The current Ebola crisis has taken a terrific toll in West Africa, stressing budgets, stretching fragile health systems to the breaking point and leaving more than 8,600 people dead since it returned to the region early last year. But seldom noted is the toll Ebola has taken on some of the world’s most endangered creatures — the great apes.
Although this outbreak now shows signs of slowing — thanks to the heroic work of local medical professionals and a large influx of foreign aid and volunteers — the disease has continued to ravage West Africa’s gorilla and chimpanzee communities since at least the early 1990s, the Global Post reports.
As with humans, the disease sporadically flares up in primate communities.
“In the last two decades, Ebola has been responsible for several catastrophic great ape population declines,” writes Ria Ghai of the Jane Goodall Institute of Canada. As an example, Ghai cites an Ivory Coast chimpanzee community reduced by half in an outbreak of Ebola in the Tai Forest that lasted two years.
“When all Ebola mortality is summed together,” according to Ghai, “an estimated one-third of the world’s gorillas and chimpanzees have been killed by this disease.”

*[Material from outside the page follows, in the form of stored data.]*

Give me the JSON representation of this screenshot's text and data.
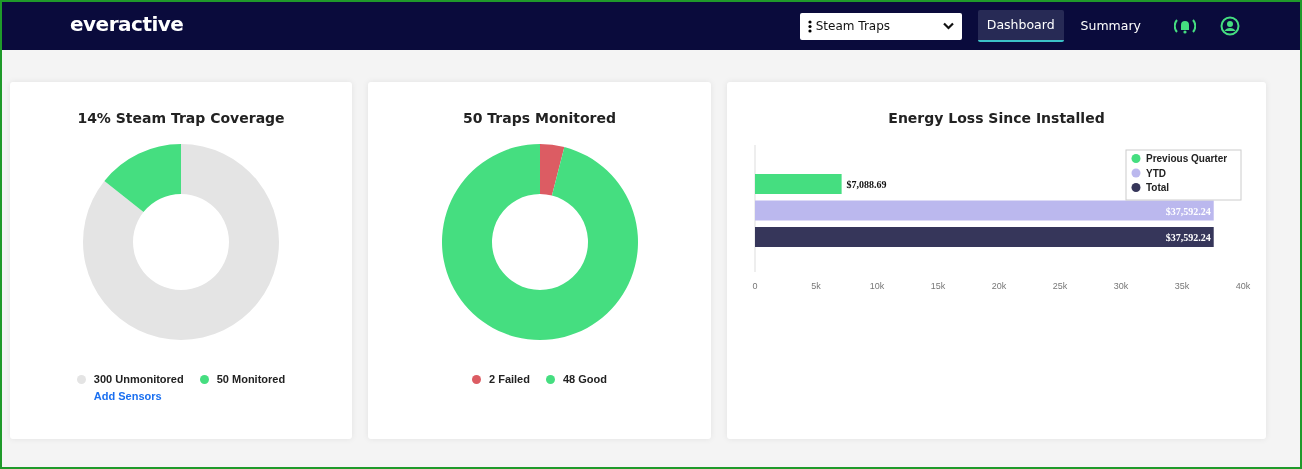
{
  "navbar": {
    "logo": "everactive",
    "selector": {
      "value": "Steam Traps"
    },
    "links": [
      {
        "label": "Dashboard",
        "selected": true
      },
      {
        "label": "Summary",
        "selected": false
      }
    ]
  },
  "cards": [
    {
      "title": "14% Steam Trap Coverage",
      "link": "Add Sensors",
      "chart_data": {
        "type": "donut",
        "categories": [
          "300 Unmonitored",
          "50 Monitored"
        ],
        "values": [
          300,
          50
        ],
        "colors": [
          "#e4e4e4",
          "#45de80"
        ]
      }
    },
    {
      "title": "50 Traps Monitored",
      "chart_data": {
        "type": "donut",
        "categories": [
          "2 Failed",
          "48 Good"
        ],
        "values": [
          2,
          48
        ],
        "colors": [
          "#dc5c63",
          "#45de80"
        ]
      }
    },
    {
      "title": "Energy Loss Since Installed",
      "chart_data": {
        "type": "bar",
        "orientation": "horizontal",
        "legend": true,
        "xlim": [
          0,
          40000
        ],
        "xticks": [
          {
            "value": 0,
            "label": "0"
          },
          {
            "value": 5000,
            "label": "5k"
          },
          {
            "value": 10000,
            "label": "10k"
          },
          {
            "value": 15000,
            "label": "15k"
          },
          {
            "value": 20000,
            "label": "20k"
          },
          {
            "value": 25000,
            "label": "25k"
          },
          {
            "value": 30000,
            "label": "30k"
          },
          {
            "value": 35000,
            "label": "35k"
          },
          {
            "value": 40000,
            "label": "40k"
          }
        ],
        "series": [
          {
            "name": "Previous Quarter",
            "color": "#45de80",
            "values": [
              7100
            ]
          },
          {
            "name": "YTD",
            "color": "#bbb8ee",
            "values": [
              37600
            ]
          },
          {
            "name": "Total",
            "color": "#36365a",
            "values": [
              37600
            ]
          }
        ],
        "value_labels": [
          "$7,088.69",
          "$37,592.24",
          "$37,592.24"
        ]
      }
    }
  ]
}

Ebola now ranks along with poaching and deforestation as the major threats to Africa’s ape population.
And the widespread primate outbeaks can increase the risk to humans. Contact with the dead bodies of chimps in Gabon “likely led to the three secondary epidemics in humans” between 1994 and 1997, according to the Goodall Institute.
Like with previous outbreaks, the current human epidemic began with animal contact. Ebola has so far proven unsustainable in human populations without an animal vector. The fear is that as human populations expand and wildlife habitats dwindle, contact with infected animals will become more frequent.